Quoting a quote by Robbie Kahn, "the job market holds out an all-or-nothing prospect to new mothers: you can give your body and heart and lose much of your status, your money, your equality, and your income; or, you can keep your identity and your income--only if you abandon your baby all day long and try desperately to switch off the most powerful primal drive the human animal can feel."
Then, a classic quote (quoting another mother regarding taking care of little kids): "I sometimes feel I am getting pecked to death by ducks."
After some uncalled for digs at LLL, the author also makes a good point about the myth of "choice" regarding breastfeeding (specifically with regard to lack of supports for breastfeeding while working outside the home): "...it was unconscionable for our culture to insist that women 'choose' to leave their suckling babies abruptly at home in order simply to be available for paid work."
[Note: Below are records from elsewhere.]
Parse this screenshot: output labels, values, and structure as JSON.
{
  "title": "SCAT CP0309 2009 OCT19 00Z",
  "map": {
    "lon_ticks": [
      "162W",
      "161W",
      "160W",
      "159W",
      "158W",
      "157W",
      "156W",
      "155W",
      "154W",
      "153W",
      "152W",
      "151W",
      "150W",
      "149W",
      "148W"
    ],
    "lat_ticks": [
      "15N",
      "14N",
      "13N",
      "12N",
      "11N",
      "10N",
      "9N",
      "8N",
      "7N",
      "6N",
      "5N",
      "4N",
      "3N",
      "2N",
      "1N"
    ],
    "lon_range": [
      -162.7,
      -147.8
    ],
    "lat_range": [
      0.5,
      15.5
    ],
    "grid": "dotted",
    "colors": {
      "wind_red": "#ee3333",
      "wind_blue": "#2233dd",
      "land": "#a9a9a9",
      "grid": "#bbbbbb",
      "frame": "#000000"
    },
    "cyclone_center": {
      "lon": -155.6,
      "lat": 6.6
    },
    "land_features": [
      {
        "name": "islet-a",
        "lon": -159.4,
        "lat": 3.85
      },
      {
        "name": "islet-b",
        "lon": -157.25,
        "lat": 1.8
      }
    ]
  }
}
"We need to ask the question: what do mothers deserve if they are to mother well? We need to answer: Everything. Everything that is due them."
With regard to a Mother's Movement: "We also need this movement to create...new kinds of civic spaces and social structures, bringing children closer to the work place and the world of adults, and bringing the engagement and world of adult economic activity closer to the hermetically-sealed world of mothers and small children. women should not have to choose between two such starkly exclusive worlds as 'work' and 'home with kids' as they now must, and children would benefit from the better, happier parenting this change would bring about."